Once the government passes new legislation to comply with the judgement, the results of all labor inspections will be publicly accessible.
Tbilisi-based rights group the Human Rights Education and Monitoring Centre (EMC) and Ertoba 2013, a railway drivers union, had appealed to the court against a government decree.
On 13 October, the Court ruled that an the word ‘non-public’ in an article of a 2015 governmental decree about labour inspection was unconstitutional.
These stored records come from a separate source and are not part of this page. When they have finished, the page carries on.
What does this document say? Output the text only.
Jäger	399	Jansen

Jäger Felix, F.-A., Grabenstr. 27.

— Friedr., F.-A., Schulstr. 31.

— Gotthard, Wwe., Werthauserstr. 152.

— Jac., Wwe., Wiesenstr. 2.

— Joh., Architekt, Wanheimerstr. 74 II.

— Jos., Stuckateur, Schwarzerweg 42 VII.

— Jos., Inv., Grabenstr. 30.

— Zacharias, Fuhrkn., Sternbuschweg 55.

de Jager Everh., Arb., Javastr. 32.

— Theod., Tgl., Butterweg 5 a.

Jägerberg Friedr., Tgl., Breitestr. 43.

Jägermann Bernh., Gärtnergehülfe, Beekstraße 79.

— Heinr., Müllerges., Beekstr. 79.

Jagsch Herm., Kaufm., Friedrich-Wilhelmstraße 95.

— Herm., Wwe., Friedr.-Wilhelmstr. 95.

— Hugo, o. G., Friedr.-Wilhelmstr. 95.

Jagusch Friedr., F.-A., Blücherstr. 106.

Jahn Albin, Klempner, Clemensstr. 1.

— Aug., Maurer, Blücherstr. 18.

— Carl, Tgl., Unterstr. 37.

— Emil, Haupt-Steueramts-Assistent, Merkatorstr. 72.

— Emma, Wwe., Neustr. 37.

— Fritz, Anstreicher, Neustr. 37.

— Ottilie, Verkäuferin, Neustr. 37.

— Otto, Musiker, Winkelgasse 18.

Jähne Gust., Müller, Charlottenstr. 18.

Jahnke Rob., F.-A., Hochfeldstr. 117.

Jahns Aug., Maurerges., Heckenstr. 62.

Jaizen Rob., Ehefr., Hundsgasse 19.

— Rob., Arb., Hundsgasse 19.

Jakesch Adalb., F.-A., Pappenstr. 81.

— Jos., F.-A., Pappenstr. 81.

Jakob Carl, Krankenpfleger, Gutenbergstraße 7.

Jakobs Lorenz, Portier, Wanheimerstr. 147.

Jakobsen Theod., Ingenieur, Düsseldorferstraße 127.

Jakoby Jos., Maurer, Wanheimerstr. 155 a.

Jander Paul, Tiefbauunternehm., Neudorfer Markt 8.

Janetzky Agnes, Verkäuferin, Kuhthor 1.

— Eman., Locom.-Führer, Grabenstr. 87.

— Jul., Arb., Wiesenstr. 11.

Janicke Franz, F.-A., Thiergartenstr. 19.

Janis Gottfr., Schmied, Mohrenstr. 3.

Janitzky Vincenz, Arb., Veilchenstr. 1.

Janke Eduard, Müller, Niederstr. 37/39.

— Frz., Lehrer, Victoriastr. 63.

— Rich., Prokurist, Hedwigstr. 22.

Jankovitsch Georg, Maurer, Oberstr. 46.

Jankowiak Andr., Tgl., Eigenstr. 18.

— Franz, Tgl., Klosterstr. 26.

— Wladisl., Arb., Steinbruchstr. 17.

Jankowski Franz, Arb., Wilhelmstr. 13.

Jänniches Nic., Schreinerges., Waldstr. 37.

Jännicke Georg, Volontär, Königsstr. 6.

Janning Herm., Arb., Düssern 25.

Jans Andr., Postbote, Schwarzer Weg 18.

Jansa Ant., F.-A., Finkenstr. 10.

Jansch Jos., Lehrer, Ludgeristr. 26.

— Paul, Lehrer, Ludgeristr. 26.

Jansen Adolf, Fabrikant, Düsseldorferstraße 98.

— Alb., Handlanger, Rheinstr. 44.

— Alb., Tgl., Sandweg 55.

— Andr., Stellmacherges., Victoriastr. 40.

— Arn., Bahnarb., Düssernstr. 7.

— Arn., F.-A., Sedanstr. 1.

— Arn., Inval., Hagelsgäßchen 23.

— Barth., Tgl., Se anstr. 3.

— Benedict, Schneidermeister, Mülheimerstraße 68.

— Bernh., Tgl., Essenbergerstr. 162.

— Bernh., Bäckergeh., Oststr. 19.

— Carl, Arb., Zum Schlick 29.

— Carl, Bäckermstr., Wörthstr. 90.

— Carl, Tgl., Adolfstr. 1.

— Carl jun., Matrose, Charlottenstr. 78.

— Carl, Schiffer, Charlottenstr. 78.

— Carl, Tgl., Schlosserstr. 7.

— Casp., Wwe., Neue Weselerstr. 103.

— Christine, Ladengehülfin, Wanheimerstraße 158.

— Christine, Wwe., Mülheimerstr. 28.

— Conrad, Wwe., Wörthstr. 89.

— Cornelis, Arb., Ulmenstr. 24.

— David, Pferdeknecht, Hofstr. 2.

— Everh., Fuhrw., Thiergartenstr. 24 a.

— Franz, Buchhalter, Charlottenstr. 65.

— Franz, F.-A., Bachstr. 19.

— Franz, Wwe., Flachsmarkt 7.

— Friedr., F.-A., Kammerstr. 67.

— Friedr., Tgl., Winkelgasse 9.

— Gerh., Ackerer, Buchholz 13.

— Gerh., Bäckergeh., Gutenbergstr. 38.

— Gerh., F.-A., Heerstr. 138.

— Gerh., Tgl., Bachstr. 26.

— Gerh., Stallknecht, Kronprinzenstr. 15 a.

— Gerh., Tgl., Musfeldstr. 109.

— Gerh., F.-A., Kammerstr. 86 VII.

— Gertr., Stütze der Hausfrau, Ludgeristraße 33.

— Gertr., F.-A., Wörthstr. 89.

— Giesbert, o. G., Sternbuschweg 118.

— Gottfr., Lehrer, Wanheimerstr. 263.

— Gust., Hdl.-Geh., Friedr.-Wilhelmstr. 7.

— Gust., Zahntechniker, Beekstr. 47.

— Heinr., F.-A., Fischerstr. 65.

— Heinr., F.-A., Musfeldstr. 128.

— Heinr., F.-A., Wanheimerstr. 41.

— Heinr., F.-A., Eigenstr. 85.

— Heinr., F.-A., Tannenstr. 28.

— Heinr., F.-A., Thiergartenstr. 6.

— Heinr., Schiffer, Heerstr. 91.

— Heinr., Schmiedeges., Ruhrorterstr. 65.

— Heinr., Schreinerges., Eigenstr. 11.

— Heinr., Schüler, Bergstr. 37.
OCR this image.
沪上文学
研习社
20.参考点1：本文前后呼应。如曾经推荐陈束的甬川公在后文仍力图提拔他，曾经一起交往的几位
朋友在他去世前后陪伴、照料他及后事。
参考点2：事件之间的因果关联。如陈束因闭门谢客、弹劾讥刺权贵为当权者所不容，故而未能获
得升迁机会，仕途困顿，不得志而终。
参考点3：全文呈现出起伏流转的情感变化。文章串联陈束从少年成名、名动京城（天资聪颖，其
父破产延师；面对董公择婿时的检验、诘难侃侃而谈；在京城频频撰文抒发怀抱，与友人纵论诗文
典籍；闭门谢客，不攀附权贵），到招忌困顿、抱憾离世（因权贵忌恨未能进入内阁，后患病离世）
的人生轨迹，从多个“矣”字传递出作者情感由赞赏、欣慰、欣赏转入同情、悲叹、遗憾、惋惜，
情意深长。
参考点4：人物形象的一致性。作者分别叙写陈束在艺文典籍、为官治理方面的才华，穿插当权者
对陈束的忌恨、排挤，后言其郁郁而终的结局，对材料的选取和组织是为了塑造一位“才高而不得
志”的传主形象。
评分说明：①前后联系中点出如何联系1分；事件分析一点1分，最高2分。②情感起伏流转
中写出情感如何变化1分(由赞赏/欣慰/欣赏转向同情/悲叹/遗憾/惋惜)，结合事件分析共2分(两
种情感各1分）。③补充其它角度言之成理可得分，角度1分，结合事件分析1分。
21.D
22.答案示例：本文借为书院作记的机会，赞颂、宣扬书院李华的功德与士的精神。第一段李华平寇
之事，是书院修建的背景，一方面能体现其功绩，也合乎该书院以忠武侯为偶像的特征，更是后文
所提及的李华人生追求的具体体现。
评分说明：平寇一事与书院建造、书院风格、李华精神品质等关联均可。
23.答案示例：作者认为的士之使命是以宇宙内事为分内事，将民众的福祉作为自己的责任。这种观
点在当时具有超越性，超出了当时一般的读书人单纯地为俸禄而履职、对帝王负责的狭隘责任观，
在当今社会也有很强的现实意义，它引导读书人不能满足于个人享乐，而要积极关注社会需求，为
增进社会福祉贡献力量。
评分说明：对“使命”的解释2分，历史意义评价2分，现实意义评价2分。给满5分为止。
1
The article obliged the department to prepare ‘non-public’ reports and conclusions about their inspection.
The government will now have to come up with an alternative wording for the decree.
The labour inspection mechanism was reintroduced in 2015 with the establishment of the Labour Inspection Department under Georgia’s Ministry of Georgia’s Health, Labor, and Social Affairs.
The department does not have the power to inspect workplaces without the prior consent of an employer, and recommendations issued following an inspection are not legally binding.
This has led to widespread criticism of the inspection mechanism by local rights groups including the EMC, as well as Georgia’s Public Defender.
[Read on OC Media: Fatal workplace accidents show ‘need for labour inspection reform’]
‘Abolishing the decree means that information about labour conditions important for the life and health of employees will be publicly accessible for employees and third persons’, the EMC said.